Zhao Na, Li Liang, Lock Matthew, Ai Yi-Fan, Liu Jian, Zhu Chun-Ying, Zang Yu-Feng, Wang Hua-Ning, Li Bao-Juan
Center for Cognition and Brain Disorders/Department of Neurology, The Affiliated Hospital of Hangzhou Normal University, Zhejiang, Hangzhou, China.
Institute of Psychological Sciences, Hangzhou Normal University, Zhejiang, Hangzhou, China.
CNS Neurosci Ther. 2025 Aug;31(8):e70533. doi: 10.1111/cns.70533.
Major depressive disorder (MDD) is a common psychiatric disorder whose causes and manifestations are diverse and numerous. To facilitate targeted therapeutic interventions, we characterized the abnormalities in effective connectivity within the cognitive-affective (CCN-AN) circuits to identify predictive biomarkers of TMS efficacy based on a large multicenter dataset and an independent dataset from patients receiving TMS.
Both functional and effective connectivity (FC, EC) were analyzed. As there was only one significant connection observed in FC, classification based on the differences in EC was performed using REST-meta-MDD. Furthermore, correlations between these abnormal connectivity and depression severity, as well as depression and suicidality alleviation, were calculated to determine their predictive implications for TMS efficacy using an independent dataset.

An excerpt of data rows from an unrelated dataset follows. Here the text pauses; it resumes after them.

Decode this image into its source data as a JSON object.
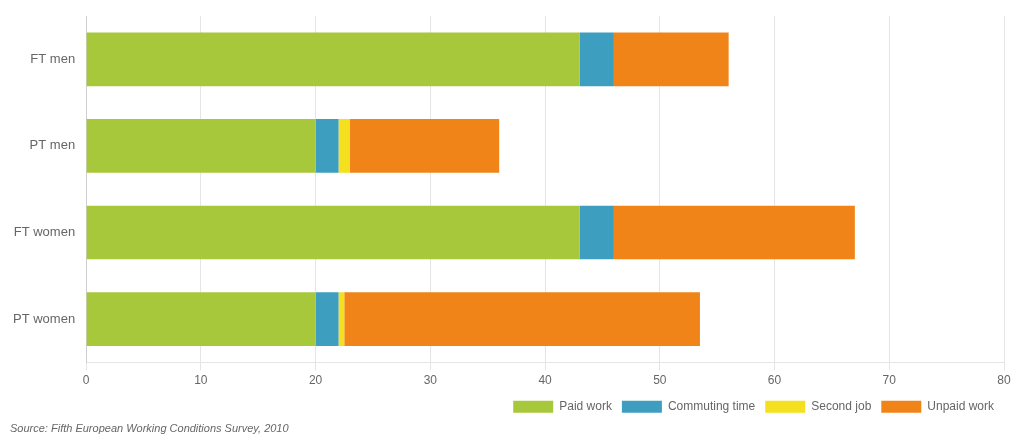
{
  "chart_data": {
    "type": "bar",
    "orientation": "horizontal",
    "stacked": true,
    "categories": [
      "PT women",
      "FT women",
      "PT men",
      "FT men"
    ],
    "series": [
      {
        "name": "Paid work",
        "color": "#a8c83c",
        "values": [
          20,
          43,
          20,
          43
        ]
      },
      {
        "name": "Commuting time",
        "color": "#3d9ec0",
        "values": [
          2,
          3,
          2,
          3
        ]
      },
      {
        "name": "Second job",
        "color": "#f5e020",
        "values": [
          0.5,
          0,
          1,
          0
        ]
      },
      {
        "name": "Unpaid work",
        "color": "#f08418",
        "values": [
          31,
          21,
          13,
          10
        ]
      }
    ],
    "xlim": [
      0,
      80
    ],
    "xticks": [
      0,
      10,
      20,
      30,
      40,
      50,
      60,
      70,
      80
    ],
    "grid": true,
    "legend": "lower right",
    "annotations": [
      "Source: Fifth European Working Conditions Survey, 2010"
    ]
  }
}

Overall increased connectivity from the AN to the CCN and decreased connectivity from the CCN to the AN in MDD were observed using EC. These disruptions drove the classification accuracy up to 79.1%. Furthermore, the connection from the right inferior parietal lobule (IPL. R) to the right amygdala (AMYG.R) was negatively correlated with depression scores. Notably, the IPL connectivity to the anterior cingulate cortex (ACC) and the AMYG.R were closely correlated with depression and suicidal ideation alleviation following TMS treatment.
These findings suggest that MDD is characterized by disruptions in both top-down and bottom-up emotion regulation systems. Notably, the key abnormal connectivities, particularly those from the IPL to ACC and AMYG, could predict the efficacy of TMS treatment. This insight refines MDD diagnosis and paves the way for more precise targeted interventions in the future.
重度抑郁症(MDD)是一种常见的精神疾病,其病因和表现多种多样。为了促进有针对性的治疗干预,我们基于一个大型多中心数据集以及接受经颅磁刺激(TMS)治疗患者的独立数据集,对认知 - 情感(CCN - AN)回路内有效连接的异常进行了特征分析,以识别TMS疗效的预测生物标志物。
对功能连接和有效连接(FC,EC)均进行了分析。由于在FC中仅观察到一个显著连接,因此使用REST - meta - MDD基于EC的差异进行分类。此外,计算这些异常连接与抑郁严重程度以及抑郁和自杀倾向缓解之间的相关性,以使用独立数据集确定它们对TMS疗效的预测意义。
使用EC观察到,MDD患者中从杏仁核网络(AN)到认知控制网络(CCN)的连接总体增加,而从CCN到AN的连接减少。这些干扰使分类准确率提高到79.1%。此外,右顶下小叶(IPL.R)与右杏仁核(AMYG.R)之间的连接与抑郁评分呈负相关。值得注意的是,IPL与前扣带回皮质(ACC)的连接以及与AMYG.R的连接与TMS治疗后抑郁和自杀观念的缓解密切相关。
这些发现表明,MDD的特征是自上而下和自下而上的情绪调节系统均受到破坏。值得注意的是,关键的异常连接,特别是从IPL到ACC和AMYG的连接,可以预测TMS治疗的疗效。这一见解完善了MDD的诊断,并为未来更精确的靶向干预铺平了道路。